Uber's Ludwig is cool - but not a game changer for deep learning
Uber just released Ludwig, a "Code-Free Deep Learning Toolbox". I spent a few hours reading through the documentation and examples. It is a pretty cool framework, especially if your organization has made a bet on TensorFlow (which, btw, we don't currently recommend) which is notoriously hard to work with. But—like any machine learning framework—it isn't a game changer.
What I like about Ludwig
Uber has done a really nice job documenting this framework and presenting examples. If you've taken online courses from Andrew Ng or Jeremy Howard you'll see familiar examples like Text or Image Classification. These are all basic building blocks which can be the foundation for any modern AI application.
I agree with the value proposition in Uber's own press release:
"Ludwig is unique in its ability to help make deep learning easier to understand for non-experts and enable faster model improvement iteration cycles for experienced machine learning developers and researchers alike. By using Ludwig, experts and researchers can simplify the prototyping process and streamline data processing so that they can focus on developing deep learning architectures rather than data wrangling."
TensorFlow (primarily) uses static graphs while libraries like PyTorch use dynamic graphs. Dynamic graphs are easier to work with and have a lower learning curve for most data scientists. Any developer with basic data science and Python skills can begin contributing to a PyTorch application; TensorFlow takes more expertise and months of study.

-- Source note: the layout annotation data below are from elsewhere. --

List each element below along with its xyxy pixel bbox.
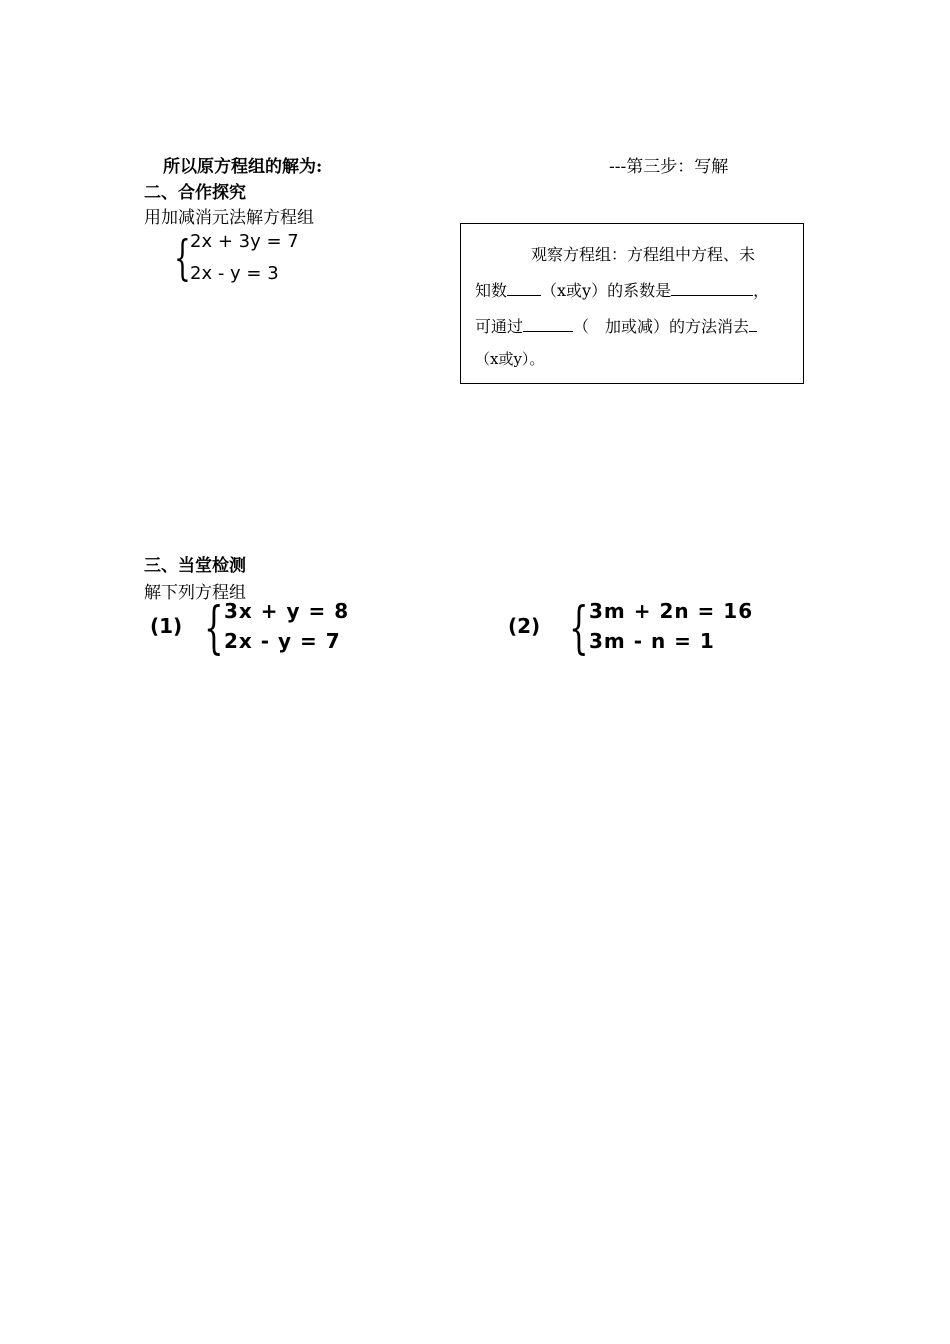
- equation: 3x + y = 8: [224, 599, 350, 623]
- observation-line-1: 观察方程组：方程组中方程、未: [531, 245, 756, 264]
- problem-label: (1): [150, 614, 183, 638]
- section-heading-cooperative: 二、合作探究: [144, 183, 246, 203]
- observation-text: 知数: [475, 281, 508, 300]
- left-brace: {: [569, 596, 589, 661]
- observation-text: 可通过: [475, 317, 524, 336]
- observation-box: [460, 223, 804, 384]
- blank-field[interactable]: [523, 317, 573, 332]
- observation-line-4: （x或y）。: [475, 350, 545, 368]
- observation-text: （ 加或减）的方法消去: [573, 317, 750, 336]
- problem-label: (2): [508, 614, 541, 638]
- instruction-solve: 解下列方程组: [144, 583, 246, 603]
- blank-field[interactable]: [671, 281, 753, 296]
- observation-text: ，: [753, 281, 770, 300]
- observation-line-2: [475, 278, 769, 301]
- step-label: ---第三步：写解: [609, 157, 729, 177]
- left-brace: {: [204, 596, 224, 661]
- blank-field[interactable]: [507, 281, 541, 296]
- instruction-elimination: 用加减消元法解方程组: [144, 208, 314, 228]
- section-heading-check: 三、当堂检测: [144, 556, 246, 576]
- equation: 2x - y = 3: [190, 263, 279, 284]
- equation: 2x + 3y = 7: [190, 231, 299, 252]
- equation: 3m + 2n = 16: [589, 599, 754, 623]
- blank-field[interactable]: [749, 317, 757, 332]
- solution-label: 所以原方程组的解为:: [163, 157, 323, 177]
- equation: 3m - n = 1: [589, 629, 715, 653]
- observation-text: （x或y）的系数是: [541, 281, 672, 300]
- observation-line-3: [475, 314, 757, 337]
- left-brace: {: [174, 230, 191, 286]
- equation: 2x - y = 7: [224, 629, 341, 653]
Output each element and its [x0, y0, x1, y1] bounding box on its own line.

The chief benefit of Ludwig is that it overcomes many challenges of working with TensorFlow—not that it provides any unique capability.

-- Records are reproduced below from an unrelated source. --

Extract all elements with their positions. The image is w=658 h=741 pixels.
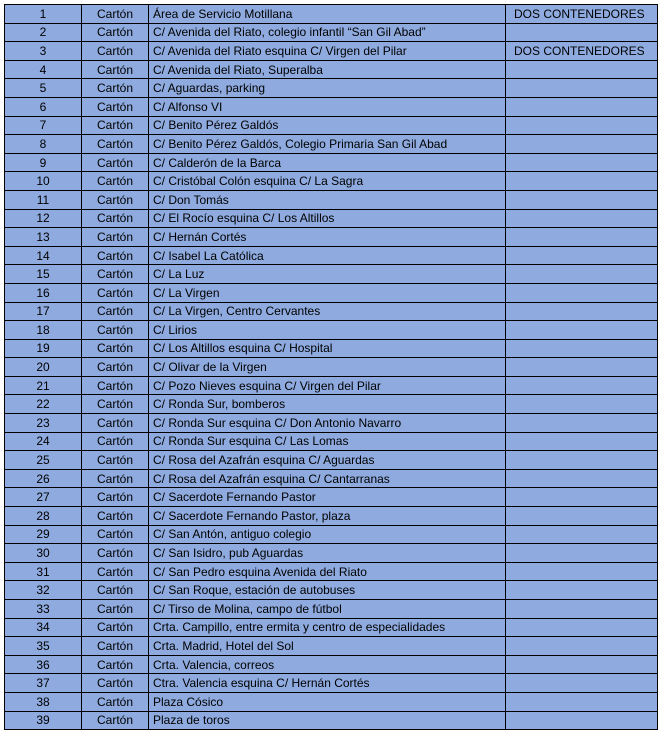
table-body (5, 5, 658, 730)
table-row (5, 60, 658, 79)
material-cell: Cartón (82, 488, 149, 507)
material-cell: Cartón (82, 302, 149, 321)
table-row (5, 228, 658, 247)
note-cell (506, 228, 658, 247)
table-row (5, 283, 658, 302)
address-cell: C/ La Virgen (149, 283, 506, 302)
note-cell (506, 600, 658, 619)
note-cell (506, 376, 658, 395)
note-cell (506, 637, 658, 656)
material-cell: Cartón (82, 451, 149, 470)
note-cell (506, 562, 658, 581)
table-row (5, 209, 658, 228)
note-cell: DOS CONTENEDORES (506, 42, 658, 61)
table-row (5, 469, 658, 488)
material-cell: Cartón (82, 283, 149, 302)
row-number-cell: 35 (5, 637, 82, 656)
table-row (5, 451, 658, 470)
address-cell: Área de Servicio Motillana (149, 5, 506, 24)
material-cell: Cartón (82, 395, 149, 414)
address-cell: Plaza de toros (149, 711, 506, 730)
table-row (5, 190, 658, 209)
address-cell: C/ La Virgen, Centro Cervantes (149, 302, 506, 321)
material-cell: Cartón (82, 692, 149, 711)
address-cell: C/ Benito Pérez Galdós, Colegio Primaria San Gil Abad (149, 135, 506, 154)
material-cell: Cartón (82, 209, 149, 228)
row-number-cell: 5 (5, 79, 82, 98)
row-number-cell: 7 (5, 116, 82, 135)
material-cell: Cartón (82, 23, 149, 42)
row-number-cell: 12 (5, 209, 82, 228)
material-cell: Cartón (82, 228, 149, 247)
row-number-cell: 33 (5, 600, 82, 619)
table-row (5, 544, 658, 563)
row-number-cell: 36 (5, 655, 82, 674)
table-row (5, 432, 658, 451)
row-number-cell: 19 (5, 339, 82, 358)
material-cell: Cartón (82, 79, 149, 98)
table-row (5, 42, 658, 61)
material-cell: Cartón (82, 469, 149, 488)
address-cell: C/ Sacerdote Fernando Pastor, plaza (149, 507, 506, 526)
row-number-cell: 16 (5, 283, 82, 302)
note-cell (506, 395, 658, 414)
address-cell: C/ Sacerdote Fernando Pastor (149, 488, 506, 507)
table-row (5, 376, 658, 395)
note-cell (506, 209, 658, 228)
note-cell (506, 265, 658, 284)
material-cell: Cartón (82, 507, 149, 526)
address-cell: C/ Benito Pérez Galdós (149, 116, 506, 135)
table-row (5, 246, 658, 265)
note-cell (506, 711, 658, 730)
table-row (5, 414, 658, 433)
row-number-cell: 28 (5, 507, 82, 526)
address-cell: C/ Ronda Sur esquina C/ Don Antonio Navarro (149, 414, 506, 433)
material-cell: Cartón (82, 525, 149, 544)
note-cell (506, 283, 658, 302)
material-cell: Cartón (82, 581, 149, 600)
table-row (5, 692, 658, 711)
note-cell (506, 190, 658, 209)
table-row (5, 79, 658, 98)
note-cell (506, 655, 658, 674)
address-cell: C/ Cristóbal Colón esquina C/ La Sagra (149, 172, 506, 191)
table-row (5, 23, 658, 42)
note-cell (506, 674, 658, 693)
material-cell: Cartón (82, 339, 149, 358)
address-cell: C/ Hernán Cortés (149, 228, 506, 247)
container-locations-table (4, 4, 658, 730)
table-row (5, 265, 658, 284)
material-cell: Cartón (82, 172, 149, 191)
material-cell: Cartón (82, 5, 149, 24)
table-row (5, 600, 658, 619)
material-cell: Cartón (82, 116, 149, 135)
material-cell: Cartón (82, 544, 149, 563)
table-row (5, 637, 658, 656)
material-cell: Cartón (82, 265, 149, 284)
note-cell (506, 544, 658, 563)
material-cell: Cartón (82, 600, 149, 619)
address-cell: Crta. Madrid, Hotel del Sol (149, 637, 506, 656)
row-number-cell: 37 (5, 674, 82, 693)
address-cell: Crta. Valencia, correos (149, 655, 506, 674)
row-number-cell: 17 (5, 302, 82, 321)
material-cell: Cartón (82, 562, 149, 581)
note-cell (506, 358, 658, 377)
address-cell: C/ Avenida del Riato, Superalba (149, 60, 506, 79)
material-cell: Cartón (82, 655, 149, 674)
table-row (5, 97, 658, 116)
material-cell: Cartón (82, 321, 149, 340)
row-number-cell: 9 (5, 153, 82, 172)
table-row (5, 302, 658, 321)
note-cell (506, 488, 658, 507)
row-number-cell: 23 (5, 414, 82, 433)
note-cell (506, 692, 658, 711)
row-number-cell: 15 (5, 265, 82, 284)
table-row (5, 711, 658, 730)
note-cell (506, 97, 658, 116)
material-cell: Cartón (82, 376, 149, 395)
address-cell: C/ Rosa del Azafrán esquina C/ Cantarranas (149, 469, 506, 488)
row-number-cell: 18 (5, 321, 82, 340)
material-cell: Cartón (82, 190, 149, 209)
table-row (5, 172, 658, 191)
row-number-cell: 6 (5, 97, 82, 116)
note-cell (506, 246, 658, 265)
note-cell (506, 339, 658, 358)
table-row (5, 358, 658, 377)
address-cell: C/ La Luz (149, 265, 506, 284)
address-cell: C/ San Roque, estación de autobuses (149, 581, 506, 600)
address-cell: C/ Isabel La Católica (149, 246, 506, 265)
table-row (5, 581, 658, 600)
material-cell: Cartón (82, 637, 149, 656)
note-cell (506, 153, 658, 172)
material-cell: Cartón (82, 711, 149, 730)
note-cell (506, 79, 658, 98)
note-cell (506, 60, 658, 79)
table-row (5, 116, 658, 135)
address-cell: C/ Rosa del Azafrán esquina C/ Aguardas (149, 451, 506, 470)
address-cell: Plaza Cósico (149, 692, 506, 711)
note-cell (506, 23, 658, 42)
address-cell: C/ Avenida del Riato, colegio infantil “San Gil Abad” (149, 23, 506, 42)
row-number-cell: 4 (5, 60, 82, 79)
note-cell (506, 414, 658, 433)
row-number-cell: 10 (5, 172, 82, 191)
address-cell: C/ Los Altillos esquina C/ Hospital (149, 339, 506, 358)
row-number-cell: 1 (5, 5, 82, 24)
address-cell: C/ Ronda Sur, bomberos (149, 395, 506, 414)
container-list-sheet (4, 4, 658, 730)
row-number-cell: 27 (5, 488, 82, 507)
row-number-cell: 39 (5, 711, 82, 730)
address-cell: C/ Olivar de la Virgen (149, 358, 506, 377)
table-row (5, 153, 658, 172)
row-number-cell: 8 (5, 135, 82, 154)
note-cell (506, 302, 658, 321)
row-number-cell: 38 (5, 692, 82, 711)
note-cell (506, 469, 658, 488)
note-cell (506, 581, 658, 600)
note-cell (506, 116, 658, 135)
note-cell (506, 432, 658, 451)
row-number-cell: 24 (5, 432, 82, 451)
address-cell: C/ San Antón, antiguo colegio (149, 525, 506, 544)
address-cell: C/ El Rocío esquina C/ Los Altillos (149, 209, 506, 228)
material-cell: Cartón (82, 674, 149, 693)
row-number-cell: 13 (5, 228, 82, 247)
row-number-cell: 14 (5, 246, 82, 265)
row-number-cell: 34 (5, 618, 82, 637)
address-cell: C/ Don Tomás (149, 190, 506, 209)
note-cell (506, 525, 658, 544)
material-cell: Cartón (82, 97, 149, 116)
address-cell: Ctra. Valencia esquina C/ Hernán Cortés (149, 674, 506, 693)
address-cell: C/ Lirios (149, 321, 506, 340)
row-number-cell: 3 (5, 42, 82, 61)
address-cell: C/ Pozo Nieves esquina C/ Virgen del Pilar (149, 376, 506, 395)
row-number-cell: 22 (5, 395, 82, 414)
material-cell: Cartón (82, 414, 149, 433)
material-cell: Cartón (82, 358, 149, 377)
row-number-cell: 20 (5, 358, 82, 377)
table-row (5, 655, 658, 674)
address-cell: Crta. Campillo, entre ermita y centro de especialidades (149, 618, 506, 637)
table-row (5, 674, 658, 693)
note-cell (506, 172, 658, 191)
table-row (5, 618, 658, 637)
table-row (5, 321, 658, 340)
note-cell (506, 321, 658, 340)
table-row (5, 339, 658, 358)
material-cell: Cartón (82, 153, 149, 172)
row-number-cell: 29 (5, 525, 82, 544)
note-cell (506, 451, 658, 470)
note-cell (506, 618, 658, 637)
address-cell: C/ Tirso de Molina, campo de fútbol (149, 600, 506, 619)
address-cell: C/ Calderón de la Barca (149, 153, 506, 172)
material-cell: Cartón (82, 42, 149, 61)
table-row (5, 488, 658, 507)
row-number-cell: 11 (5, 190, 82, 209)
material-cell: Cartón (82, 246, 149, 265)
table-row (5, 525, 658, 544)
address-cell: C/ San Pedro esquina Avenida del Riato (149, 562, 506, 581)
note-cell: DOS CONTENEDORES (506, 5, 658, 24)
material-cell: Cartón (82, 60, 149, 79)
table-row (5, 395, 658, 414)
row-number-cell: 31 (5, 562, 82, 581)
row-number-cell: 30 (5, 544, 82, 563)
note-cell (506, 507, 658, 526)
table-row (5, 5, 658, 24)
row-number-cell: 32 (5, 581, 82, 600)
row-number-cell: 21 (5, 376, 82, 395)
address-cell: C/ Aguardas, parking (149, 79, 506, 98)
material-cell: Cartón (82, 618, 149, 637)
table-row (5, 562, 658, 581)
table-row (5, 507, 658, 526)
address-cell: C/ Avenida del Riato esquina C/ Virgen del Pilar (149, 42, 506, 61)
address-cell: C/ Alfonso VI (149, 97, 506, 116)
note-cell (506, 135, 658, 154)
address-cell: C/ Ronda Sur esquina C/ Las Lomas (149, 432, 506, 451)
address-cell: C/ San Isidro, pub Aguardas (149, 544, 506, 563)
row-number-cell: 2 (5, 23, 82, 42)
material-cell: Cartón (82, 135, 149, 154)
material-cell: Cartón (82, 432, 149, 451)
row-number-cell: 26 (5, 469, 82, 488)
row-number-cell: 25 (5, 451, 82, 470)
table-row (5, 135, 658, 154)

Moreover, the team seems committed to keeping the library current. I did a quick site search on BERT (a cutting-edge NLP language representation model) and they do mention it in the FAQ:
“We will prioritize new features depending on the feedback of the community, but we are already planning to add … additional text and sequence encoders (attention, co-attention, hierarchical attention, Transformer, ELMo and BERT).”
But Ludwig won't solve your primary deep learning challenges
All of us want to "democratize" AI so that more organizations can begin adopting this amazing technology. Unfortunately frameworks like Ludwig will only help improve your efficiency.

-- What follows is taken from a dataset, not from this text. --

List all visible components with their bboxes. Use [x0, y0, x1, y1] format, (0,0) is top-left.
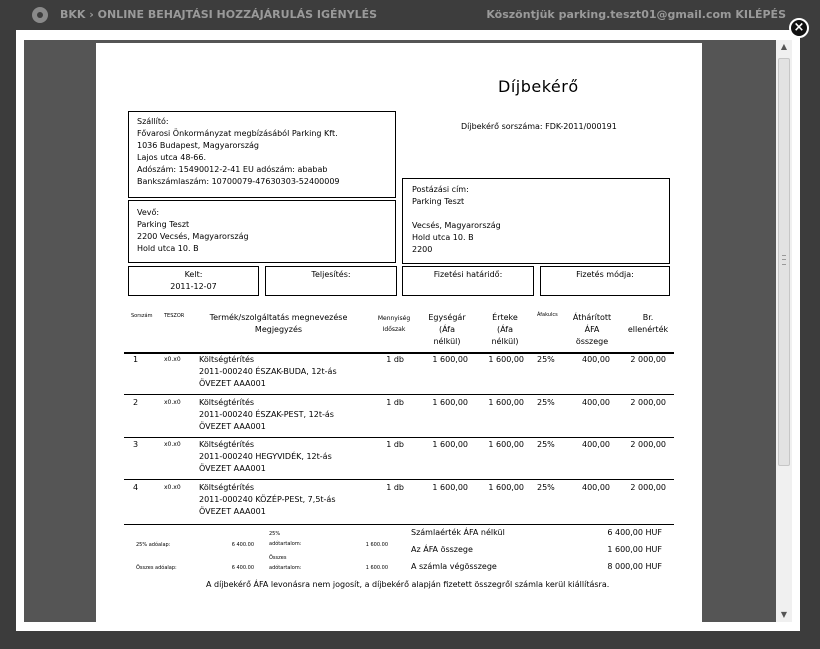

The final stages of data transformation and model training are only a small fraction of the work required to build AI systems.
Based on our metrics at client projects a framework like Ludwig would improve efficiency by 3%
A 3% efficiency booth isn't nothing—if you've already got a team of developers building deep learning models and an infrastructure like Uber's Michelangelo it can help accelerate your innovation.
But most of the time on your first couple of machine learning projects will be spent doing the following:
- Figuring out what you want to do with deep learning.
- Figuring out what data you have and trying to get it out of source systems.
- Getting the right team in place and getting a workflow which allows you to rapidly iterate.
- Analyzing your data and building initial models.
- Analyzing model results.
- Figuring out where and how to deploy your first models.
- Building your data processing pipeline.
- Getting your machine learning models integrated into your devops infrastructure.
I could go on and on, but you get the idea:
Training deep learning models is only a small fraction of the work. 90% of the effort will be spent by smart people analyzing data and model results while trying to figure out how to deploy them.
Bravo, Uber
Thanks, Uber for taking the step to open source this framework. The interface and examples are top-notch.